I walked around the barns with my Bosch laser measuring device figuring out sizes if we ran a system like his. It turns out that we have plenty of space just in the closed barns around the corral, and the hay store we have sits right next to them and could work with the system. The curious thing is that we’d not use the cow part of the existing cowshed – it is too partitioned and rigged for an old system – and we’d not convert the big modern wine barn. And we don’t have to use the crappy old sheds with the holes in the roof, like the one below.
I’m also toying with the idea of running winter forage near the barns and letting the cows graze the forage for a couple of hours a day before returning to the warmth of the sheds. They’d get some green feed while still capturing most of the manure for compost. Maybe that’s a refinement for later years.

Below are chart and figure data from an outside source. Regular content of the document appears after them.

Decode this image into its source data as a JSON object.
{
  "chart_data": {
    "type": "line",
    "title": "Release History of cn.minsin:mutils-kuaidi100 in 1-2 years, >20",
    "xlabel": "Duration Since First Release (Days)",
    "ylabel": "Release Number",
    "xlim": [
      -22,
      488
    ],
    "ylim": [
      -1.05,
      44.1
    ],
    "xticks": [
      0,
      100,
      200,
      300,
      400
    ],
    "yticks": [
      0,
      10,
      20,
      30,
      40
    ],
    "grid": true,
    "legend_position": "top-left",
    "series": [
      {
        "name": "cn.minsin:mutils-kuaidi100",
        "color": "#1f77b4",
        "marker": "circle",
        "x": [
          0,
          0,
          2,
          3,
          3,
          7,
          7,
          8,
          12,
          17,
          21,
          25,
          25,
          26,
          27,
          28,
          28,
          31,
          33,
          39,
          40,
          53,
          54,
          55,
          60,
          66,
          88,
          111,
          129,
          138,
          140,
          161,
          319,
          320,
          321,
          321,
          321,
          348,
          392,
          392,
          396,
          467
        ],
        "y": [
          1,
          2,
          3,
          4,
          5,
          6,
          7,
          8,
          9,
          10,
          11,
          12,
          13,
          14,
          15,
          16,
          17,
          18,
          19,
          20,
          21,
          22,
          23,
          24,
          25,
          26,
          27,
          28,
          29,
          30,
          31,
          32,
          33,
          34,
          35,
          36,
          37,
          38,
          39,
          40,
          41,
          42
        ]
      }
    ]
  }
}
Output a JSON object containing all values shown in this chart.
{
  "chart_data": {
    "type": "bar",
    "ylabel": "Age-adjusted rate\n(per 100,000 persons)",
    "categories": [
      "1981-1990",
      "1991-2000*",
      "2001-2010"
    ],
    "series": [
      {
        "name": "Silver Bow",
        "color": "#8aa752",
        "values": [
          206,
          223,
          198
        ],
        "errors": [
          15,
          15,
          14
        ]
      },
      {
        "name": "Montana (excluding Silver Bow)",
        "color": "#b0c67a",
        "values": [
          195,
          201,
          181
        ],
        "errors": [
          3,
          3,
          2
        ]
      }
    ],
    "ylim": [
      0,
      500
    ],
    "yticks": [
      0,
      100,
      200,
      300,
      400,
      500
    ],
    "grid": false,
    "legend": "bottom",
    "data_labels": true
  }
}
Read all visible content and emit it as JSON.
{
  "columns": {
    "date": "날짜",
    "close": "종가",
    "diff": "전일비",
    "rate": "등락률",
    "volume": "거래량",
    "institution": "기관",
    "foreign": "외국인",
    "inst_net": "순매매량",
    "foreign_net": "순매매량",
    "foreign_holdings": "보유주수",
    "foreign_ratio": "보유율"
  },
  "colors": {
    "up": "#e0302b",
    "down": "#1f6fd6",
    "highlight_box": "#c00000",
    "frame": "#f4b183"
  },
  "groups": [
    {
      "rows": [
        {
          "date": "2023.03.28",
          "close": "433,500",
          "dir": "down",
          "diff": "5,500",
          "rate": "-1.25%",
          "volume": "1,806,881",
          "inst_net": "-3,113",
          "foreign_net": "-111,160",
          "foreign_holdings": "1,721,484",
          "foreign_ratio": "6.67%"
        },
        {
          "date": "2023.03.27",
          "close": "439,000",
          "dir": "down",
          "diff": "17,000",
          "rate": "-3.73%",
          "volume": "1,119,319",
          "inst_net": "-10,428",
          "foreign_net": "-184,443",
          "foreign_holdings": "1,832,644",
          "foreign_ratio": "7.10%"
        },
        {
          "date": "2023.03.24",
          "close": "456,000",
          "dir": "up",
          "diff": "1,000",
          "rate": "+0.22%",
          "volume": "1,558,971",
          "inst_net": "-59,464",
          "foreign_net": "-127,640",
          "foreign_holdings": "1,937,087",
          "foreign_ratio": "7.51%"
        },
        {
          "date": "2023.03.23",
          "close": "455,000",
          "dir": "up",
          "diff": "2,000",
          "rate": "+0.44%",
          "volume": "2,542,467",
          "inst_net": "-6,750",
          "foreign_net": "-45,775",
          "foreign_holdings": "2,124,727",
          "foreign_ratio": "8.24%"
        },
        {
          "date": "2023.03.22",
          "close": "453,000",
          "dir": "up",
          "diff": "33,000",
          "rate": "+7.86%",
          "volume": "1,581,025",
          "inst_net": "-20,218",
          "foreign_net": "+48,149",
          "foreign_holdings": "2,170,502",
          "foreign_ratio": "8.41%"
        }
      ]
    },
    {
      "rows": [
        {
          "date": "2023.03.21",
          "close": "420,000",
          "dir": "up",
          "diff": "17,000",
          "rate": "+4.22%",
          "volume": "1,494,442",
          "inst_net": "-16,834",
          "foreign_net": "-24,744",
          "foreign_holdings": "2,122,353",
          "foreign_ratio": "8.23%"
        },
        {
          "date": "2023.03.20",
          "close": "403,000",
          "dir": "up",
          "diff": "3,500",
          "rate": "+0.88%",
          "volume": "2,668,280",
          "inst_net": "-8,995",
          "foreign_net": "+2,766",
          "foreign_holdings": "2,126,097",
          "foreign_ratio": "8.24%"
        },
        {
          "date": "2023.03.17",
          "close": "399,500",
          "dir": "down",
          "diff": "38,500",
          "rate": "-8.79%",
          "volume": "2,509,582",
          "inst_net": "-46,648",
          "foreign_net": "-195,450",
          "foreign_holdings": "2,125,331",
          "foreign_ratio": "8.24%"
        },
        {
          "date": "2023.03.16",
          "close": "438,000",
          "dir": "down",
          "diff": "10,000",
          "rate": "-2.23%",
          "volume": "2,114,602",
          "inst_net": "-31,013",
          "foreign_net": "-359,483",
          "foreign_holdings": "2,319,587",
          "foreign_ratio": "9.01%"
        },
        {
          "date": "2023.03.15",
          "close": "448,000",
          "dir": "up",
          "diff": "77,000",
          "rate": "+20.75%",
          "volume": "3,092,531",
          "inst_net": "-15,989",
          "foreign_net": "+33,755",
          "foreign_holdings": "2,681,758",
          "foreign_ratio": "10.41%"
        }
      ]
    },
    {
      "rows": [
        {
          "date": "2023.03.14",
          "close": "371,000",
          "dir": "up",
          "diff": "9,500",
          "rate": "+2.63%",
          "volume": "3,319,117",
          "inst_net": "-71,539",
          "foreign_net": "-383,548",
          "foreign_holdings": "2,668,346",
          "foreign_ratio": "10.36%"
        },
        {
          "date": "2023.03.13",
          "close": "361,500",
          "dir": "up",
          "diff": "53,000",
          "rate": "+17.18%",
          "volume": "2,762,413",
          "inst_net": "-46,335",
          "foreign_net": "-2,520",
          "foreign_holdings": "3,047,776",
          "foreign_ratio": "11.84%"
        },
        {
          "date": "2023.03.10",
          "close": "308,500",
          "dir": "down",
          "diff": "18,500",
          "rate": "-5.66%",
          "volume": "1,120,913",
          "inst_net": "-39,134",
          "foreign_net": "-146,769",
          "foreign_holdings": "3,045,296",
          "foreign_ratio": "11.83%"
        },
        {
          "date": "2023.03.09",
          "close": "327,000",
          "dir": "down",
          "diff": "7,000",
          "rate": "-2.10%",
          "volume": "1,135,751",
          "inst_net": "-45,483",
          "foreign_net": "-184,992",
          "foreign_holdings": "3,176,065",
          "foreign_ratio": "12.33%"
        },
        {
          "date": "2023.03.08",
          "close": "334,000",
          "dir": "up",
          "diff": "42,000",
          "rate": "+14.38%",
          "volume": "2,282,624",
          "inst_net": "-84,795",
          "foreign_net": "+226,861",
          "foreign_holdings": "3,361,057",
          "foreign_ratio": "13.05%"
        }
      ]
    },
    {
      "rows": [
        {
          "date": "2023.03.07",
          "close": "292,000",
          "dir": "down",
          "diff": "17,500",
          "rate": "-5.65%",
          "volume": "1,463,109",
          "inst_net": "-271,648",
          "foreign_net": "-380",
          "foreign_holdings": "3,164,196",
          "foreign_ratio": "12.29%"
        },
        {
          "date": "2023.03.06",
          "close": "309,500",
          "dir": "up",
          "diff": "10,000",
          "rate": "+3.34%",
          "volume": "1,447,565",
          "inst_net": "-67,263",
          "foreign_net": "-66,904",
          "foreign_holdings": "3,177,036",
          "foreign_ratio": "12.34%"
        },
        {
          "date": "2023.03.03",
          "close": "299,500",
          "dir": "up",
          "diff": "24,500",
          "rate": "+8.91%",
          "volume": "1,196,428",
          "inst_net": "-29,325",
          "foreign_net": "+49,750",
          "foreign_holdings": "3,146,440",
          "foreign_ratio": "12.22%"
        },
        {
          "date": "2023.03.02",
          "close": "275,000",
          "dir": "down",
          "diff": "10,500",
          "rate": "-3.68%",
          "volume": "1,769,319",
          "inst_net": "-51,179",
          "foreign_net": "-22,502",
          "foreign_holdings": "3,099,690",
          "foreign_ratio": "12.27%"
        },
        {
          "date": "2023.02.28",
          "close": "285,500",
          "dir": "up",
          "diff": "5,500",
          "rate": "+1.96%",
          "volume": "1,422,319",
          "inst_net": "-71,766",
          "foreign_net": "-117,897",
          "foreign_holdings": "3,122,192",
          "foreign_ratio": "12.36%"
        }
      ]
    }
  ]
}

Wow. Apart from the mud, it looks idyllic. Your kids must be loving it.
So you have cows? All I know about cows and farming is what I have read in Edward Behr’s magazine, “The Art of Eating,” and Michael Pollan’s books. I see a steep learning curve ahead.
This will be an interesting ride. Thanks for all the posts.
Is that the guy on “Food Inc”?
@bizzyella – no cows yet, those belong to one of the locataires. They’re leaving imminently. There’s not enough forage to get cows before spring. The mud is where those cows have not had adequate straw for bedding. That locataire is a little slack in that department.
I did farm sows and sheep after high school but that was a way ago. I need to do a ‘disaster area farm’ post to show some of the work we have ahead of us.
@deb – I think he is that guy, it has been a while since I saw that movie. In a similar vein did you see King Corn?